Dependency Graph

Adviser’s implementation uses an internal structure called “Dependency Graph” for generating possible software stacks. This generation is done for:

  1. Computing recommendations by scoring computed software stacks - the stack with the highest score is the best possible software stack considered for an application (Thoth’s advises).

  2. Generating samples of software stacks for Dependency Monkey - these stacks are validated and scored (e.g. performance index) on the Amun service.

The dependency graph is implemented as an N-ary graph. You can imagine the graph as a generic binary tree, except:

  1. Each node is constructed of N packages in some specific versions (not binary nodes, but N-ary nodes).

  2. There can be cycles (thus graph and not a tree).

The resolution itself can be done using two sources (see CLI help for configuration info):

  1. The graph database used in the Thoth project - this database states relevant packages in the Python ecosystem with relations between them (what dependency in what version is required with previously resolved versions using solver).

  2. PyPI (or any PEP-503 compliant instance) - the resolution is done against the “upstream” (ecosystem as a whole) so one can resolve any dependencies in the PyPI ecosystem and compute possible software stacks.

The advantage of using Thoth’s database is the fact that this database states observations about packages and software stacks so that the database itself can help with better resolution mechanism (the latest is not always the best choice). In this case, the graph database is also helping with offline resolution (Python is a dynamic programming language, what dependencies will be installed can be determined during installation - e.g. based on operating system).
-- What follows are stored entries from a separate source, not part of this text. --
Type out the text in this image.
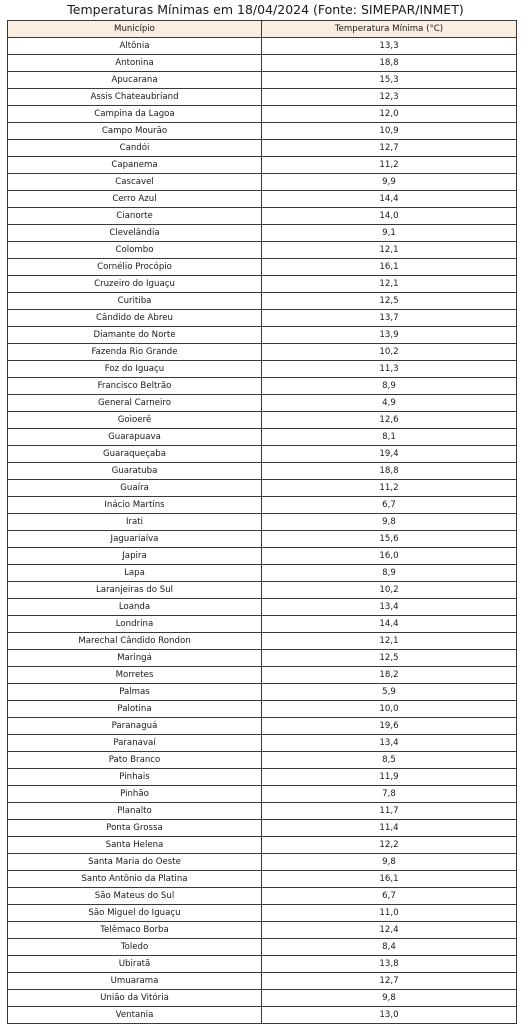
Temperaturas Mínimas em 18/04/2024 (Fonte: SIMEPAR/INMET)
Município	Temperatura Mínima (°C)
Altônia	13,3
Antonina	18,8
Apucarana	15,3
Assis Chateaubriand	12,3
Campina da Lagoa	12,0
Campo Mourão	10,9
Candói	12,7
Capanema	11,2
Cascavel	9,9
Cerro Azul	14,4
Cianorte	14,0
Clevelândia	9,1
Colombo	12,1
Cornélio Procópio	16,1
Cruzeiro do Iguaçu	12,1
Curitiba	12,5
Cândido de Abreu	13,7
Diamante do Norte	13,9
Fazenda Rio Grande	10,2
Foz do Iguaçu	11,3
Francisco Beltrão	8,9
General Carneiro	4,9
Goioerê	12,6
Guarapuava	8,1
Guaraqueçaba	19,4
Guaratuba	18,8
Guaíra	11,2
Inácio Martins	6,7
Irati	9,8
Jaguariaíva	15,6
Japira	16,0
Lapa	8,9
Laranjeiras do Sul	10,2
Loanda	13,4
Londrina	14,4
Marechal Cândido Rondon	12,1
Maringá	12,5
Morretes	18,2
Palmas	5,9
Palotina	10,0
Paranaguá	19,6
Paranavaí	13,4
Pato Branco	8,5
Pinhais	11,9
Pinhão	7,8
Planalto	11,7
Ponta Grossa	11,4
Santa Helena	12,2
Santa Maria do Oeste	9,8
Santo Antônio da Platina	16,1
São Mateus do Sul	6,7
São Miguel do Iguaçu	11,0
Telêmaco Borba	12,4
Toledo	8,4
Ubiratã	13,8
Umuarama	12,7
União da Vitória	9,8
Ventania	13,0
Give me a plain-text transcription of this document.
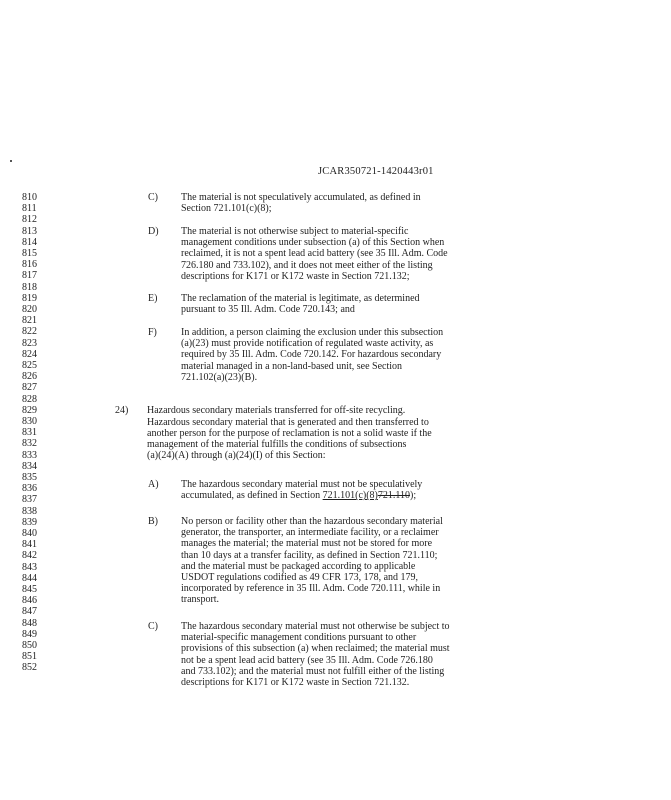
JCAR350721-1420443r01
810
811
812
813
814
815
816
817
818
819
820
821
822
823
824
825
826
827
828
829
830
831
832
833
834
835
836
837
838
839
840
841
842
843
844
845
846
847
848
849
850
851
852
C) The material is not speculatively accumulated, as defined in
Section 721.101(c)(8);
D) The material is not otherwise subject to material-specific
management conditions under subsection (a) of this Section when
reclaimed, it is not a spent lead acid battery (see 35 Ill. Adm. Code
726.180 and 733.102), and it does not meet either of the listing
descriptions for K171 or K172 waste in Section 721.132;
E) The reclamation of the material is legitimate, as determined
pursuant to 35 Ill. Adm. Code 720.143; and
F) In addition, a person claiming the exclusion under this subsection
(a)(23) must provide notification of regulated waste activity, as
required by 35 Ill. Adm. Code 720.142. For hazardous secondary
material managed in a non-land-based unit, see Section
721.102(a)(23)(B).
24) Hazardous secondary materials transferred for off-site recycling.
Hazardous secondary material that is generated and then transferred to
another person for the purpose of reclamation is not a solid waste if the
management of the material fulfills the conditions of subsections
(a)(24)(A) through (a)(24)(I) of this Section:
A) The hazardous secondary material must not be speculatively
accumulated, as defined in Section 721.101(c)(8)721.110);
B) No person or facility other than the hazardous secondary material
generator, the transporter, an intermediate facility, or a reclaimer
manages the material; the material must not be stored for more
than 10 days at a transfer facility, as defined in Section 721.110;
and the material must be packaged according to applicable
USDOT regulations codified as 49 CFR 173, 178, and 179,
incorporated by reference in 35 Ill. Adm. Code 720.111, while in
transport.
C) The hazardous secondary material must not otherwise be subject to
material-specific management conditions pursuant to other
provisions of this subsection (a) when reclaimed; the material must
not be a spent lead acid battery (see 35 Ill. Adm. Code 726.180
and 733.102); and the material must not fulfill either of the listing
descriptions for K171 or K172 waste in Section 721.132.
Development of Dependency Graph

If you are a developer and would like to speed up your work, dependency graph has a capability to be pickled onto disk and loaded back into memory on demand. To control this behavior you can use THOTH_ADVISER_FILEDUMP environment variable stating file into which the constructed graph should be deserialized (in case of this file does not exist) or loaded back into memory (if file exists). Besides that, you can also supply environment variable THOTH_ADVISER_NO_DIGESTS set to 1 if you do not care about package hashes in resulting Pipfile.lock files.